Могучий литовец из Мемеля всем своим видом, казалось, опровергал нереальность лагерного существования. На самодельных лыжах он скользил по снежному насту, прокладывал путь от одной командировки до другой. И доходяги, увидев появляющегося из пурги широкоплечего, длиннорукого лыжника с поросшими ледяным мхом бровями, с серым свечением глаз, с яблочным румянцем, со всей этой комбинацией красок, напоминающей о каких-то детских снегирях, встряхивались, чтобы прожить еще один день и отойти к еще одному живому сну.
– Пожалуйста? – не поняв вопроса, Стасис всем телом повернулся к своему санитару.

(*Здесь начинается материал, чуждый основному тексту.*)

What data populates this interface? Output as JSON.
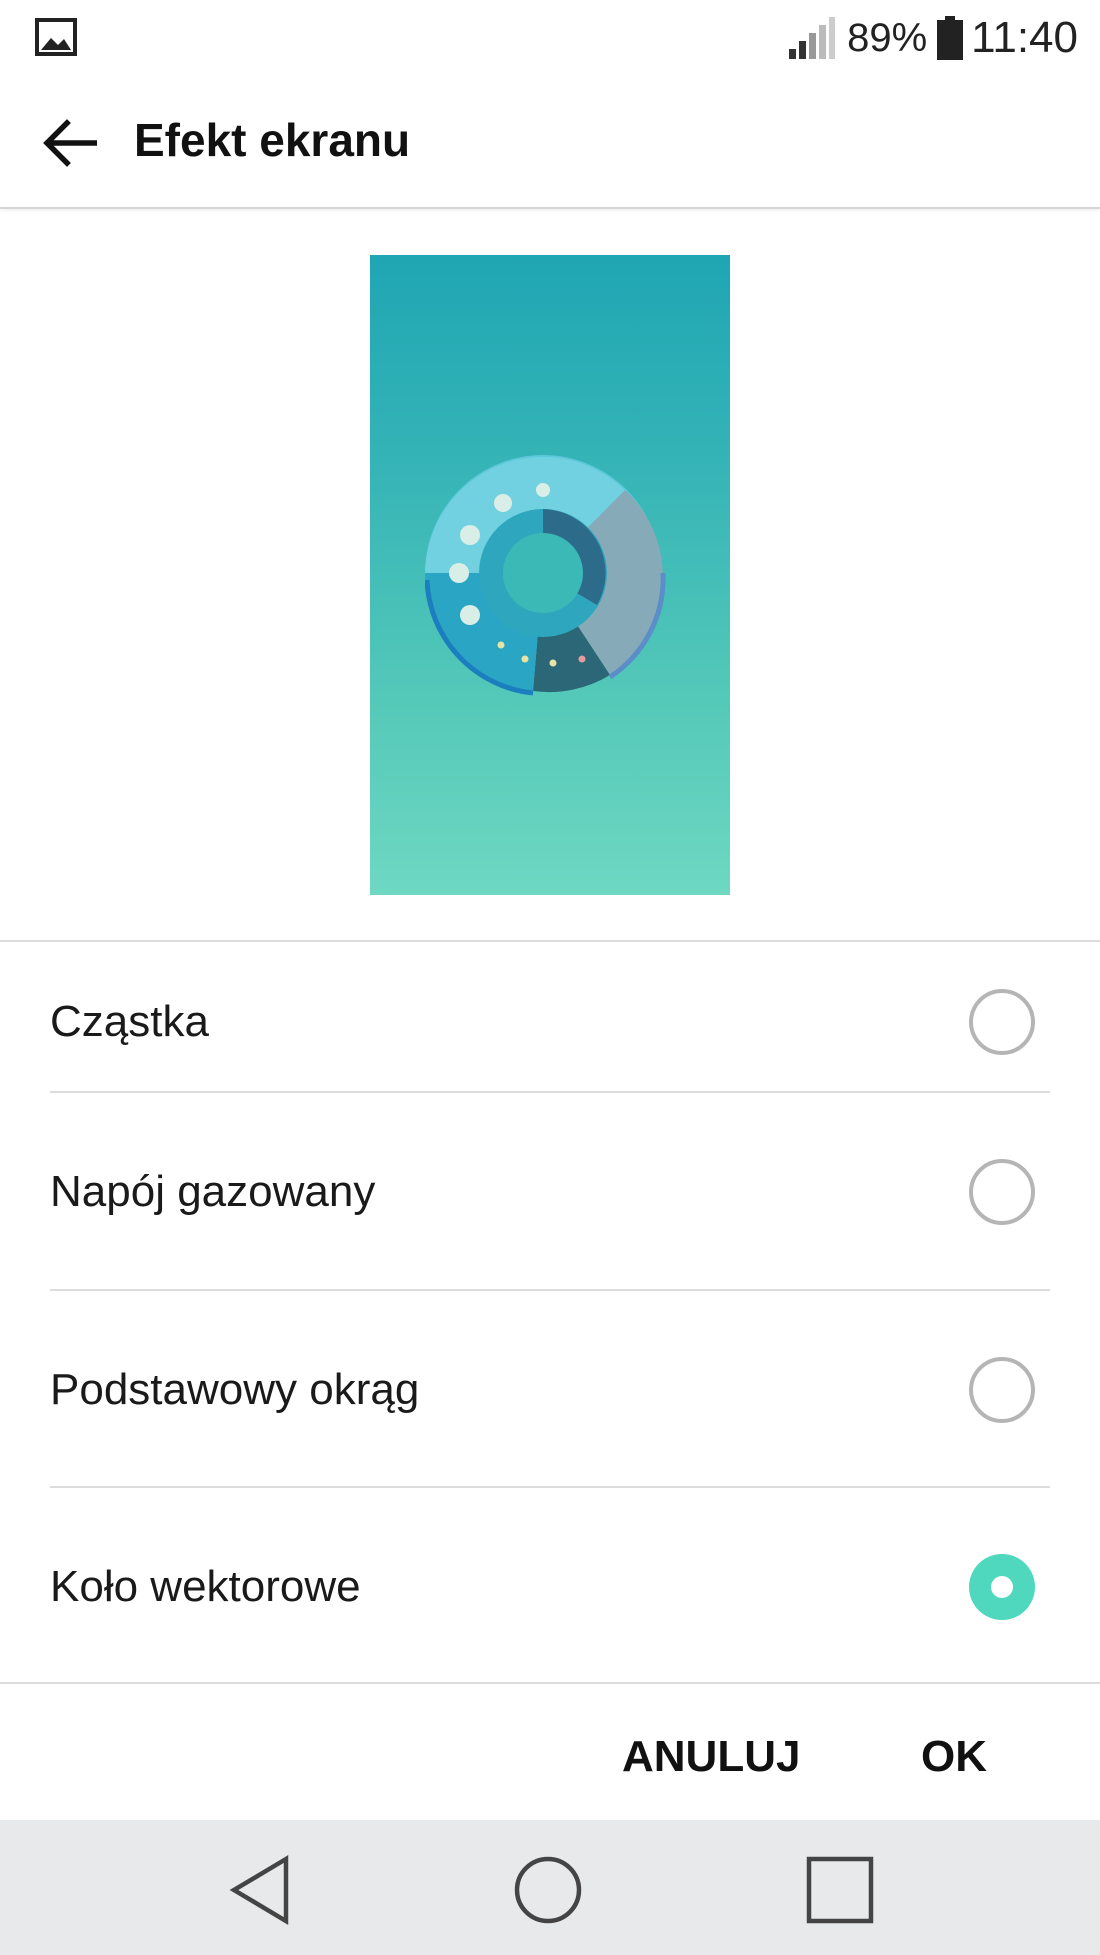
{
  "status_bar": {
    "battery_percent": "89%",
    "time": "11:40",
    "icons": [
      "gallery-icon",
      "signal-icon",
      "battery-icon"
    ]
  },
  "app_bar": {
    "title": "Efekt ekranu",
    "back_icon": "back-arrow-icon"
  },
  "options": [
    {
      "label": "Cząstka",
      "selected": false
    },
    {
      "label": "Napój gazowany",
      "selected": false
    },
    {
      "label": "Podstawowy okrąg",
      "selected": false
    },
    {
      "label": "Koło wektorowe",
      "selected": true
    }
  ],
  "buttons": {
    "cancel": "ANULUJ",
    "ok": "OK"
  },
  "nav_bar": {
    "icons": [
      "back-triangle-icon",
      "home-circle-icon",
      "recents-square-icon"
    ]
  },
  "colors": {
    "accent": "#4fd8bd",
    "preview_top": "#1fa6b3",
    "preview_bottom": "#6ed8c2",
    "nav_background": "#e8e9eb"
  }
}
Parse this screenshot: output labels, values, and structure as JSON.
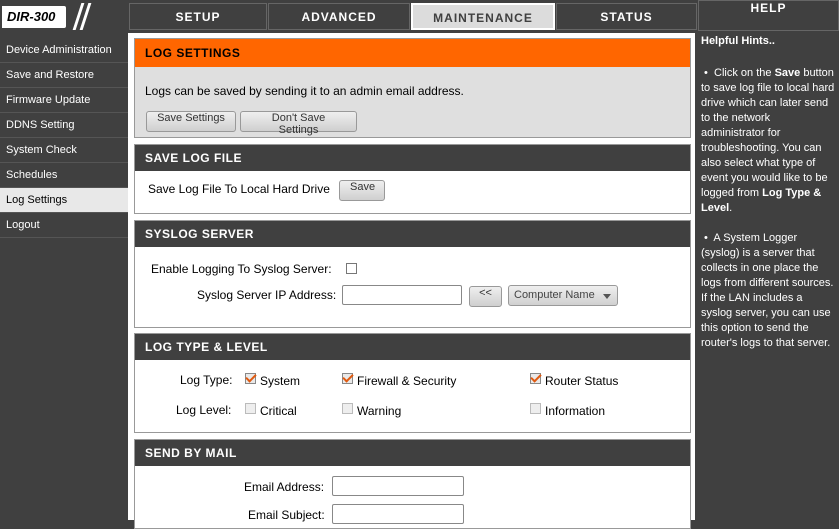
{
  "brand": {
    "model": "DIR-300"
  },
  "tabs": [
    {
      "label": "SETUP",
      "active": false
    },
    {
      "label": "ADVANCED",
      "active": false
    },
    {
      "label": "MAINTENANCE",
      "active": true
    },
    {
      "label": "STATUS",
      "active": false
    }
  ],
  "help": {
    "title": "HELP",
    "heading": "Helpful Hints..",
    "hint1_pre": "Click on the ",
    "hint1_b1": "Save",
    "hint1_mid": " button to save log file to local hard drive which can later send to the network administrator for troubleshooting. You can also select what type of event you would like to be logged from ",
    "hint1_b2": "Log Type & Level",
    "hint1_post": ".",
    "hint2": "A System Logger (syslog) is a server that collects in one place the logs from different sources. If the LAN includes a syslog server, you can use this option to send the router's logs to that server."
  },
  "nav": {
    "items": [
      {
        "label": "Device Administration",
        "active": false
      },
      {
        "label": "Save and Restore",
        "active": false
      },
      {
        "label": "Firmware Update",
        "active": false
      },
      {
        "label": "DDNS Setting",
        "active": false
      },
      {
        "label": "System Check",
        "active": false
      },
      {
        "label": "Schedules",
        "active": false
      },
      {
        "label": "Log Settings",
        "active": true
      },
      {
        "label": "Logout",
        "active": false
      }
    ]
  },
  "log_settings": {
    "title": "LOG SETTINGS",
    "description": "Logs can be saved by sending it to an admin email address.",
    "save_label": "Save Settings",
    "dont_save_label": "Don't Save Settings"
  },
  "save_log_file": {
    "title": "SAVE LOG FILE",
    "label": "Save Log File To Local Hard Drive",
    "save_label": "Save"
  },
  "syslog": {
    "title": "SYSLOG SERVER",
    "enable_label": "Enable Logging To Syslog Server:",
    "enable_checked": false,
    "ip_label": "Syslog Server IP Address:",
    "ip_value": "",
    "copy_button": "<<",
    "computer_select": "Computer Name"
  },
  "log_type_level": {
    "title": "LOG TYPE & LEVEL",
    "type_label": "Log Type:",
    "level_label": "Log Level:",
    "types": [
      {
        "label": "System",
        "checked": true
      },
      {
        "label": "Firewall & Security",
        "checked": true
      },
      {
        "label": "Router Status",
        "checked": true
      }
    ],
    "levels": [
      {
        "label": "Critical",
        "checked": false
      },
      {
        "label": "Warning",
        "checked": false
      },
      {
        "label": "Information",
        "checked": false
      }
    ]
  },
  "send_by_mail": {
    "title": "SEND BY MAIL",
    "email_label": "Email Address:",
    "email_value": "",
    "subject_label": "Email Subject:",
    "subject_value": ""
  },
  "colors": {
    "accent": "#ff6600",
    "dark": "#404040",
    "check": "#e05a10"
  }
}
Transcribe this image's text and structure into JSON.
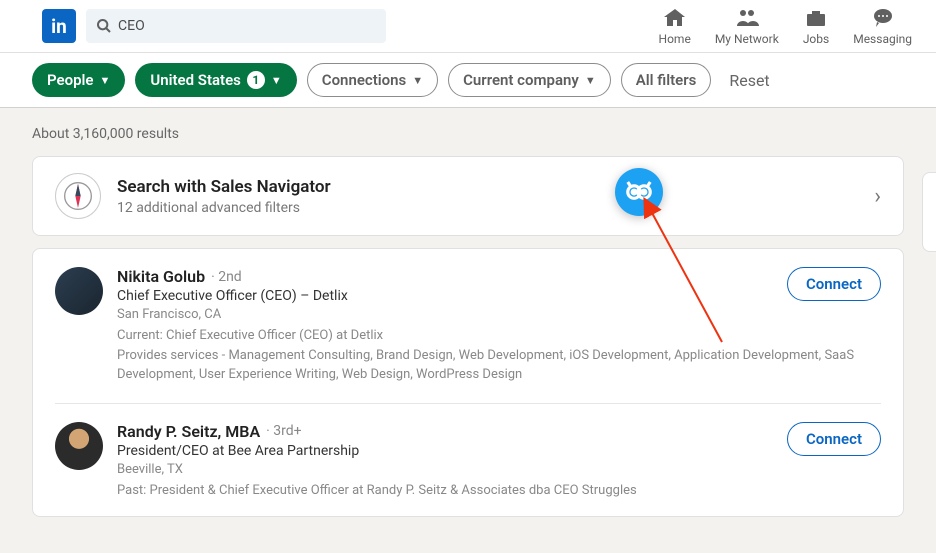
{
  "header": {
    "logo": "in",
    "search_query": "CEO",
    "nav": {
      "home": "Home",
      "network": "My Network",
      "jobs": "Jobs",
      "messaging": "Messaging"
    }
  },
  "filters": {
    "people": "People",
    "location": "United States",
    "location_count": "1",
    "connections": "Connections",
    "company": "Current company",
    "all": "All filters",
    "reset": "Reset"
  },
  "results": {
    "count_text": "About 3,160,000 results",
    "sales_nav": {
      "title": "Search with Sales Navigator",
      "sub": "12 additional advanced filters"
    },
    "people": [
      {
        "name": "Nikita Golub",
        "degree": "· 2nd",
        "headline": "Chief Executive Officer (CEO) – Detlix",
        "location": "San Francisco, CA",
        "current": "Current: Chief Executive Officer (CEO) at Detlix",
        "services": "Provides services - Management Consulting, Brand Design, Web Development, iOS Development, Application Development, SaaS Development, User Experience Writing, Web Design, WordPress Design",
        "connect": "Connect"
      },
      {
        "name": "Randy P. Seitz, MBA",
        "degree": "· 3rd+",
        "headline": "President/CEO at Bee Area Partnership",
        "location": "Beeville, TX",
        "current": "Past: President & Chief Executive Officer at Randy P. Seitz & Associates dba CEO Struggles",
        "services": "",
        "connect": "Connect"
      }
    ]
  }
}
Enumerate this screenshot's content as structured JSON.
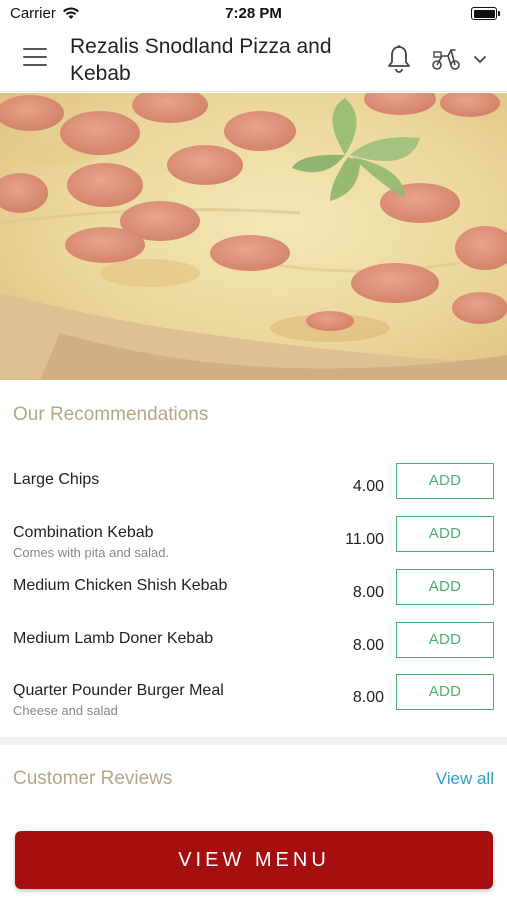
{
  "status_bar": {
    "carrier": "Carrier",
    "time": "7:28 PM"
  },
  "header": {
    "title": "Rezalis Snodland Pizza and Kebab",
    "icons": [
      "menu-icon",
      "bell-icon",
      "scooter-icon",
      "chevron-down-icon"
    ]
  },
  "hero": {
    "image": "pepperoni-pizza"
  },
  "recommendations": {
    "title": "Our Recommendations",
    "add_label": "ADD",
    "items": [
      {
        "name": "Large Chips",
        "description": "",
        "price": "4.00"
      },
      {
        "name": "Combination Kebab",
        "description": "Comes with pita and salad.",
        "price": "11.00"
      },
      {
        "name": "Medium Chicken Shish Kebab",
        "description": "",
        "price": "8.00"
      },
      {
        "name": "Medium Lamb Doner Kebab",
        "description": "",
        "price": "8.00"
      },
      {
        "name": "Quarter Pounder Burger Meal",
        "description": "Cheese and salad",
        "price": "8.00"
      }
    ]
  },
  "reviews": {
    "title": "Customer Reviews",
    "view_all": "View all"
  },
  "footer": {
    "view_menu": "VIEW MENU"
  },
  "colors": {
    "accent_red": "#a60f0f",
    "add_green": "#4caf6e",
    "section_title": "#b5a787",
    "link_blue": "#2aa3c8"
  }
}
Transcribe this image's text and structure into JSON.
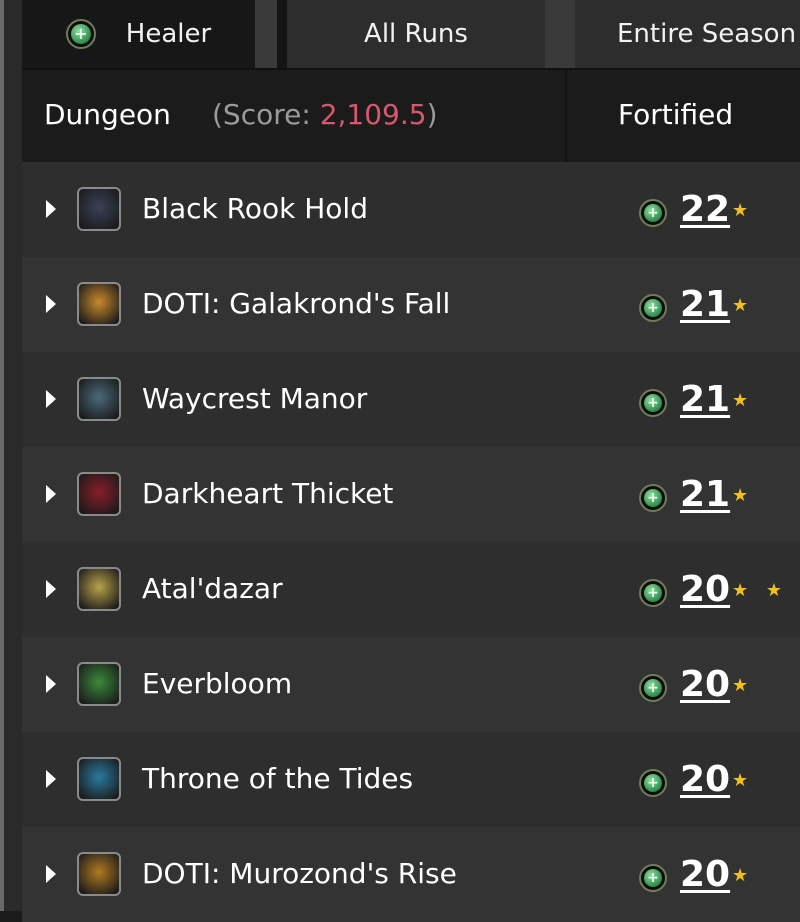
{
  "tabs": {
    "healer_label": "Healer",
    "all_runs_label": "All Runs",
    "entire_season_label": "Entire Season"
  },
  "header": {
    "dungeon_label": "Dungeon",
    "score_prefix": "(Score: ",
    "score_value": "2,109.5",
    "score_suffix": ")",
    "fortified_label": "Fortified"
  },
  "colors": {
    "score_value": "#d9566b",
    "star": "#f0c020",
    "healer_green": "#2f8a4a"
  },
  "dungeons": [
    {
      "name": "Black Rook Hold",
      "level": "22",
      "stars": "★",
      "thumb_icon": "black-rook-hold-icon",
      "thumb_color": "#3a4258"
    },
    {
      "name": "DOTI: Galakrond's Fall",
      "level": "21",
      "stars": "★",
      "thumb_icon": "galakronds-fall-icon",
      "thumb_color": "#c98a2e"
    },
    {
      "name": "Waycrest Manor",
      "level": "21",
      "stars": "★",
      "thumb_icon": "waycrest-manor-icon",
      "thumb_color": "#4a6a7a"
    },
    {
      "name": "Darkheart Thicket",
      "level": "21",
      "stars": "★",
      "thumb_icon": "darkheart-thicket-icon",
      "thumb_color": "#8a1e2a"
    },
    {
      "name": "Atal'dazar",
      "level": "20",
      "stars": "★ ★",
      "thumb_icon": "ataldazar-icon",
      "thumb_color": "#b8a24a"
    },
    {
      "name": "Everbloom",
      "level": "20",
      "stars": "★",
      "thumb_icon": "everbloom-icon",
      "thumb_color": "#3a8a3a"
    },
    {
      "name": "Throne of the Tides",
      "level": "20",
      "stars": "★",
      "thumb_icon": "throne-of-the-tides-icon",
      "thumb_color": "#2a7aa0"
    },
    {
      "name": "DOTI: Murozond's Rise",
      "level": "20",
      "stars": "★",
      "thumb_icon": "murozonds-rise-icon",
      "thumb_color": "#b07a22"
    }
  ]
}
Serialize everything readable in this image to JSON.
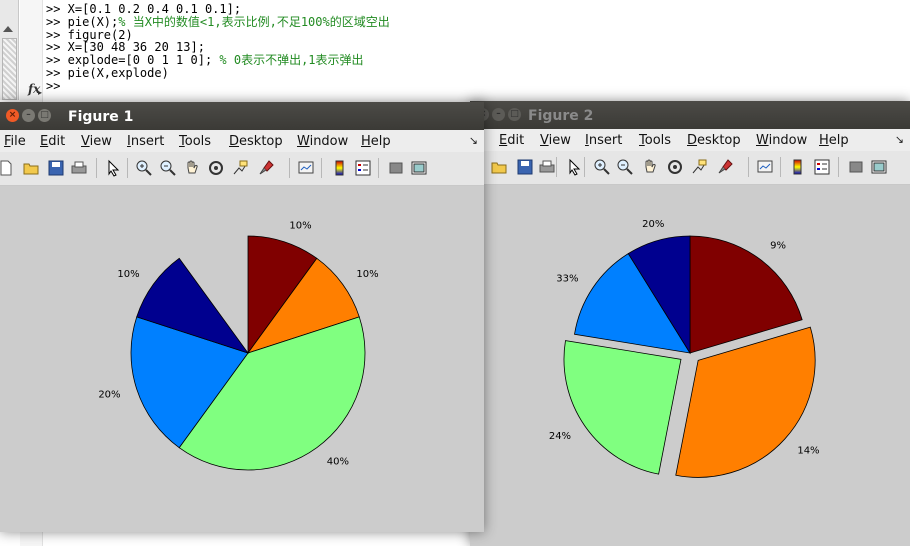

Они сидели в покосившейся хавире медпункта. Во всех углах постанывал упорно просачивающийся под крышу ветер. Снег быстро заметал мутное окно. На плите в углу кипятились шприцы. «Если бы слушался отца и шел в медицинский, – говорил часто Стасис, – ты был врач, врач! Ты понимаешь, врач даже в лагере врач, не зек!» Медбрат обожал медицину, и среди его заветных книг, что он таскал за собой с одной командировки на другую, был учебник общей хирургии профессора Б.Н.Градова, написанный в давние времена, когда тот только занял кафедру и обнаружил существенные недостатки в методике преподавания. Этот учебник, собственно говоря, и спас жизнь Кириллу. Перевязывая обмороженных, медбрат Стасис вдруг споткнулся на фамилии Градов и со смехом спросил, не родственник ли знаменитому профессору. Узнав же, что родной сын, бросился немедленно спасать. С тех пор чуть ли не год, до очередного колымского поветрия, они были неразлучны, обходя самые отдаленные лесоточки и командировки, то есть охватывая их медицинской помощью и санитарными мероприятиями, стараясь все-таки не только форму соблюсти, но и на самом деле что-то сделать для обитателей этих призрачных «точек» и «командировок».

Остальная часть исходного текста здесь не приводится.